Conforme señalan las SSTS, Sala 2ª, de 3 Abr. 2.001 y de 8 Jul. 2.002, los elementos constitutivos del tipo son: a) la existencia de una resolución judicial firme o convenio aprobado por la autoridad judicial competente que establezca cualquier tipo de prestación económica a favor de un cónyuge o de los hijos del matrimonio; b) una conducta omisiva por parte del obligado al pago consistente en el impago reiterado de la prestación económica fijada durante los plazos establecidos en el precepto, que actualmente son dos meses consecutivos o cuatro no consecutivos; y c) un elemento subjetivo configurado por el conocimiento de la resolución judicial y la voluntad de incumplir la obligación de prestación que aquélla impone. En este requisito se integra también la posibilidad del sujeto de atender la obligación impuesta, toda vez que cuando el agente se encuentra en una situación de imposibilidad constatada de satisfacer la prestación, esta situación objetiva excluye la voluntariedad de la conducta típica y la consecuente ausencia de la culpabilidad por estar ausente el elemento de la antijuridicidad, que vendría jurídicamente fundamentado en una situación objetiva de estado de necesidad o, más correctamente, en la concurrencia de una causa de inexigibilidad de otra conducta distinta a la realizada por el sujeto.

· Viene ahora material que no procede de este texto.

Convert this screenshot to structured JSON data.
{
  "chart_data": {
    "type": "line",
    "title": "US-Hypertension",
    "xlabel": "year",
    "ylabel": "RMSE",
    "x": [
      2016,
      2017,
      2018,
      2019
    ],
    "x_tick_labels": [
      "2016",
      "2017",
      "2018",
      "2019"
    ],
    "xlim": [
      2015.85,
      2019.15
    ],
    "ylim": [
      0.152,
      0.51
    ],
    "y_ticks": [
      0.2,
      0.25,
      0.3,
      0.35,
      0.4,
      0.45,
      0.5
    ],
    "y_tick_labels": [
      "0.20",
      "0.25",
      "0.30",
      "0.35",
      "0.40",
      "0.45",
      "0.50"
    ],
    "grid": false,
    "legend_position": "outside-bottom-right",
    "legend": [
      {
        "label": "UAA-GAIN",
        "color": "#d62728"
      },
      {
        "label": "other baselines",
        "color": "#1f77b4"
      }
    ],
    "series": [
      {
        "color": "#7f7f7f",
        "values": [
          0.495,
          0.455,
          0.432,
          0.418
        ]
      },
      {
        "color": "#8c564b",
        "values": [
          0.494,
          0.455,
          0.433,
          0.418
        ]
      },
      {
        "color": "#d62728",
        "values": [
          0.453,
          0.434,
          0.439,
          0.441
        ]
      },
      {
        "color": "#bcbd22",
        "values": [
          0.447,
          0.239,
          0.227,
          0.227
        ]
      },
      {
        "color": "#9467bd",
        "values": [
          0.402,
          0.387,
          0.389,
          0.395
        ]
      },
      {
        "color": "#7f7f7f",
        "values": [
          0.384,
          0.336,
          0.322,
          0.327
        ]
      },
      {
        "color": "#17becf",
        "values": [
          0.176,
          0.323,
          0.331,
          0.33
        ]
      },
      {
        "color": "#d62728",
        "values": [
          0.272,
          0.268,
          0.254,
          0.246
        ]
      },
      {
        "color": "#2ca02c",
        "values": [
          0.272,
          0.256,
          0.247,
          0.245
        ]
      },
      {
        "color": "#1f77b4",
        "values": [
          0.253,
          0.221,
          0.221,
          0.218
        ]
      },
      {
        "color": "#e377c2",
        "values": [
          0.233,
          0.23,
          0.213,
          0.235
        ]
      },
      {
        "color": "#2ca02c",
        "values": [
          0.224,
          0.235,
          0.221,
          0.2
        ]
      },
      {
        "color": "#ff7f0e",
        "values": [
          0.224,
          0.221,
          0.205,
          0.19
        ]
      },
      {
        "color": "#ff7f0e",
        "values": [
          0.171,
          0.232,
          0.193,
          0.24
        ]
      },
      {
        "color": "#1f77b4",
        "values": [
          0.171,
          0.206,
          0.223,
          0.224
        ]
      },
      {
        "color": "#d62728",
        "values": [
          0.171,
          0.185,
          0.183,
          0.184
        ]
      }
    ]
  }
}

lunes, 26 de septiembre de 2011

Penal – P. Especial. Delito de impago de pensiones.

Sentencia de la Audiencia Provincial de Barcelona (s. 8ª) de 12 de julio de 2011. (1.195)

SEGUNDO.- El recurso se fundamenta en primer lugar en la inexistencia del tipo del art. 227.1º y 3º del CP, sosteniendo que ninguna de prueba de cargo se ha practicado sobre la existencia de capacidad económica del acusado a efecto de atender la prestación de alimentos de sus tres hijos, siendo un elemento del tipo penal la prueba debe corresponder a la acusación.
Al respecto debemos sostener conforme a reiterada Jurisprudencia, en orden a la prueba de los elementos integrantes del delito tipificado en el artículo 227 del Código Penal, que castiga el impago de las prestaciones económicas establecidas por convenio judicialmente aprobado o resolución judicial en los casos de procedimientos matrimoniales por separación, divorcio o nulidad del matrimonio, a la acusación le basta con probar la existencia y procedencia de la prestación económica y el impago, con la temporalidad típicamente establecida de dos meses consecutivos o cuatro meses no consecutivos, correspondiendo en todo caso a la defensa la prueba de descargo, eso es, la imposibilidad de cumplir la prestación por carecer de recursos económicos suficientes, exigencia que es plenamente conforme a la doctrina jurisprudencial según la cual las circunstancias eximentes y atenuantes de la responsabilidad criminal no pueden presumirse íntegra ni parcialmente, sino que requieren, para su estimación, la prueba plena, concreta y concluyente de los hechos que las determinen.